Nur einen Tag später musste sich Binotto beim Formel-1-Restart den Medien stellen. Der Italiener musste die Aussagen, die nicht so recht zueinanderpassen wollten, erklären. "Natürlich haben wir in der Winterzeit immer gesagt - zu ihm privat, aber auch öffentlich -, dass er unsere erste Wahl ist. Das kann ich bestätigen. Es ist normal, dass im Winter viele Fahrer und fragen, ob es eine Möglichkeit gibt, für Ferrari zu fahren. Wir wurden natürlich kontaktiert. Das hat unsere Position nicht geändert, Seb war unsere erste Wahl."

Ferraris Vettel-Kehrtwende in der Pandemie

"Was ist dann passiert? Das Virus ist passiert und die ganze Situation mit der Pandemie, welche die ganze Welt verändert hat, nicht nur den Motorsport und die Formel 1“, rechtfertigte Binotto. "Die Budgetobergrenze wurde deutlich verändert, ist strikter geworden. Die Regeln wurden von 2021 auf 2022 verschoben. Die Autos für 2020 und 2021 wurde so gut wie eingefroren."

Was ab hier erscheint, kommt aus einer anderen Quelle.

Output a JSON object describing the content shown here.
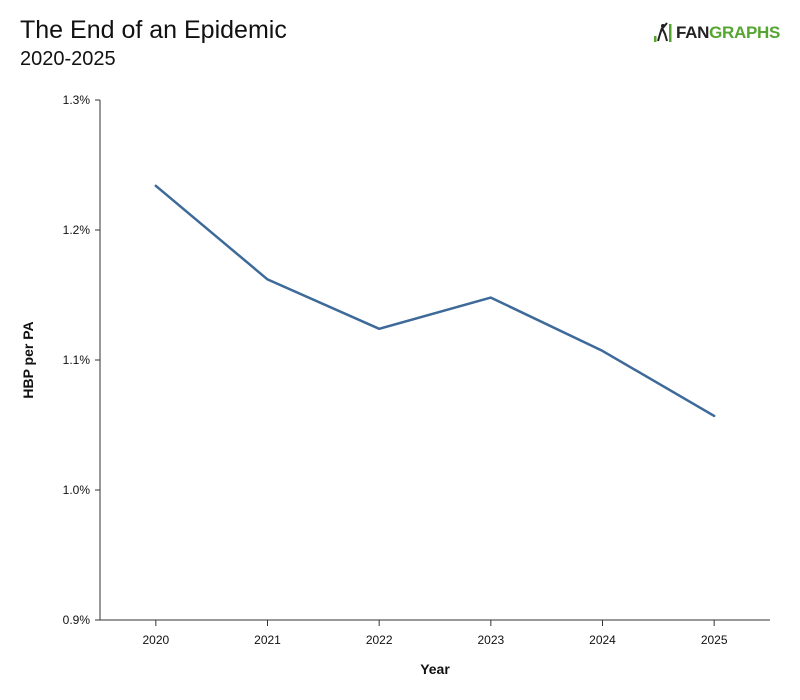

"Die ganze Situation hat sich verändert, noch dazu hatte die Saison nicht einmal angefangen. Zurück auf der Strecke zu sein wäre auch für Seb die Möglichkeit gewesen, zu beweisen, wie motiviert er wirklich war, für Ferrari zu fahren. Das lief unglücklich für ihn", gestand der Teamchef. "Im Shutdown mussten wir als Ferrari unsere Position irgendwie neu bewerten und wir haben dann eine Entscheidung getroffen. Das war unsere Verantwortung."